By contrast, the state began to stabilize in subsequent years. Foreclosures dropped significantly after 2013 and reached historic lows during the COVID-19 pandemic when moratoriums and federal stimulus measures temporarily shielded borrowers from the brink. By 2020, pre-foreclosures in Wisconsin had plummeted to just 2,930, compared to more than ten times that number in 2010.

This downward trajectory continued through 2024, which closed out with only 2,701 pre-foreclosure filings across the state. So far in 2025, just 633 properties have entered the pre-foreclosure process between January and May. If current trends continue, Wisconsin is on pace for fewer than 1,600 pre-foreclosures in the full calendar year — a level not seen since before modern data tracking began.

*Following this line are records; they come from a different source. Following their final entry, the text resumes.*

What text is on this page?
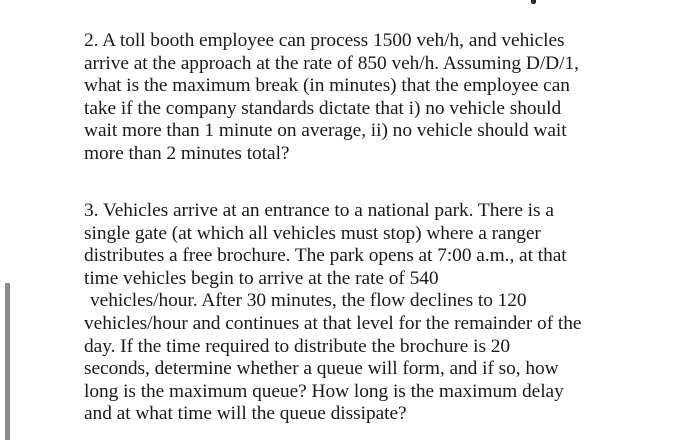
2. A toll booth employee can process 1500 veh/h, and vehicles
arrive at the approach at the rate of 850 veh/h. Assuming D/D/1,
what is the maximum break (in minutes) that the employee can
take if the company standards dictate that i) no vehicle should
wait more than 1 minute on average, ii) no vehicle should wait
more than 2 minutes total?
3. Vehicles arrive at an entrance to a national park. There is a
single gate (at which all vehicles must stop) where a ranger
distributes a free brochure. The park opens at 7:00 a.m., at that
time vehicles begin to arrive at the rate of 540
vehicles/hour. After 30 minutes, the flow declines to 120
vehicles/hour and continues at that level for the remainder of the
day. If the time required to distribute the brochure is 20
seconds, determine whether a queue will form, and if so, how
long is the maximum queue? How long is the maximum delay
and at what time will the queue dissipate?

The Economic Pressure Cooked into These Numbers

But even record-low filing numbers don’t fully capture the hardship unfolding in many Wisconsin households. Mortgage delinquencies may be down, but the underlying pressure points are intensifying — and they’re pressuring the same population historically at greatest risk.

Take Terrence, a 49-year-old father of three from Kenosha, who works full-time at an auto parts distributor. He managed to stay on top of his mortgage through the pandemic with the help of federal relief funds and part-time gig work. But when his wife lost her job last winter and their adjustable-rate mortgage crept up in early 2025, the buffer he had built evaporated.

“We’re not in foreclosure yet,” he said. “But every month feels like a gamble. We’ve stopped buying anything that isn’t essential. I’m scared to open the mail.”

Rising inflation and stagnant wage growth aren’t just numbers on a graph — they turn small financial missteps into runaway crises. Foreclosure filings in the state may be historically low, but housing counselors are raising alarms about what’s not being counted—families skipping meals to make payments, piling up credit card debt, or relying on predatory loans for short-term relief.

Affordability Crisis in Disguise

Across Wisconsin, another, quieter story is unfolding: eviction filings are climbing in some regions, and more residents are renting because home prices have pushed ownership out of reach. In 2023, the average home price jumped nearly 9%, and interest rates continued to rise into early 2025. Many who once aimed for homeownership now find themselves shut out of that dream entirely.

“We don’t see them in foreclosure data because they never got the house in the first place,” explained a housing advocate from Madison. “So instead, they’re loading their paychecks into rent, living with roommates, or stuck in overcrowded homes.”

In this way, plummeting foreclosure numbers don’t necessarily signal broad-based prosperity. They may also point to shifting dynamics in the housing market — where fewer people qualify to buy, and those who do are often doing so under tighter economic constraints.

Additionally, federal forbearance programs have been winding down — meaning delinquent borrowers are now more visible, yet many are still navigating repayment plans brokered during the pandemic.